The Memorandum for Understanding (MoU) for 20 additional Boeing 747-8 Freighters for the B747-8F fleet of Volga-Dnepr, which Boeing announced at last month's Paris Air Show, is less solid than earlier assumed, Leeham News & Comment has reported.
The U.S.-based aviation news group said in a recent report that the fleet expansion is "more about options than firm orders" and quoting market intelligence, it added that Boeing is facing an
"insurmountable" production gap as the Volga-Dnepr expansion is over seven years, which fails to fill the gap at current production rates.
However, as speculated in the Leeham News & Comment report, Boeing last week announced a cut for the 747-8 production rate to one per month in a move to sustain the programme until the ongoing recovery in air cargo materialises into much anticipated new orders.
The cutback to just 12 aircraft per year comes despite signs of an increasing recovery in the international air cargo market and a yet-to-be-finalised deal with cargo carrier Volga-Dnepr for up to 20 aircraft, trade publication Aviation Week reported. Boeing, however, says action needs to be taken now to reduce production as the current firm-order backlog has dwindled to only 32, of which 14 are -8 Freighters, and the balance, passenger models.

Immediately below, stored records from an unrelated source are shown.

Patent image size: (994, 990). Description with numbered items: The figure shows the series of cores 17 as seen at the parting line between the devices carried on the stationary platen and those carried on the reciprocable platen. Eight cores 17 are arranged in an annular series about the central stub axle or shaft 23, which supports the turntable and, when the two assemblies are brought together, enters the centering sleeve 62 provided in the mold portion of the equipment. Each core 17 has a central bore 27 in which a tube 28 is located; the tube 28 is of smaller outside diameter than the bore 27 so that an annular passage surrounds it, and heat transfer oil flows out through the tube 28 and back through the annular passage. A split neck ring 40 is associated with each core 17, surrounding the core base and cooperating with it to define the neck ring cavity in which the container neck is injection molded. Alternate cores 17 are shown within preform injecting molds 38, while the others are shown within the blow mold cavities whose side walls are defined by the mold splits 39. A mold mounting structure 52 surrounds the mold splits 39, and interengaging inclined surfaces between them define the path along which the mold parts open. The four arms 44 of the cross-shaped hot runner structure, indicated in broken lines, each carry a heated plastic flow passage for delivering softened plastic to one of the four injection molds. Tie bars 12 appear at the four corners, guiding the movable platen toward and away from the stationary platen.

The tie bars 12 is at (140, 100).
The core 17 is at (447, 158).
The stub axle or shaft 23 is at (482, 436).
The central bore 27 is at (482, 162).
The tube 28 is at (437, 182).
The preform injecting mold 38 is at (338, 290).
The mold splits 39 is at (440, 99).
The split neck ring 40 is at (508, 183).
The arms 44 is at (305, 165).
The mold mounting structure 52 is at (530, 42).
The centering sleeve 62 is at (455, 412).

Aviation Week said the decision to slow the rate to the smallest annual output at which Boeing can profitably produce the aircraft was not unexpected given the pressures on the programme.
Reduced rate of production
The rate reduction continues a gradual production cutback that began in 2013, when the 747-8 was built at two per month. In April 2013, the company announced it would be reducing the build rate to 1.75 per month, and later the same year, it announced this would be further reduced to a 1.5-per-month rate. The programme is slowing to 1.3 per month by September, and will begin transitioning to the lower rate in March 2016.
Complicating Boeing's efforts in selling additional 747-8's in both passenger and freighter version is the possibility that the charter for the US Export-Import Bank may expire after June 30, 2015, eliminating a longtime source of financing for aircraft orders from Boeing’s overseas customers, Bloomberg reported. Although US Congress last month decided not to renew the Ex-Im Bank charter, the closure may be temporary as Ex-Im backers plan to meet with President Barack Obama on July 8 to discuss how to revive the bank, the Bloomberg report noted.
Should the Ex-Im charter close permanently and the demand for four-engined jet aircraft continues to shrink, the Chicago-based plane manufacturer could be forced to provide its own financing and thus tie up capital that could be used for development programmes and share buybacks, Bloomberg said, adding that nine 747-8's with a list value of US$3.3 billion, representing more than a quarter of Boeing’s 32-plane backlog of 747s, are bound for markets like Russia, Azerbaijan and Nigeria, where buyers rely on Ex-Im support.
However, should Boeing manage to firm up the Volga-Dnepr Group commitment for the 20 additional 747-8 Freighters, and assuming that Cargolux books additional orders for the aircraft, it would lock up enough orders to keep its 747-8 assembly line busy for at least the next two years.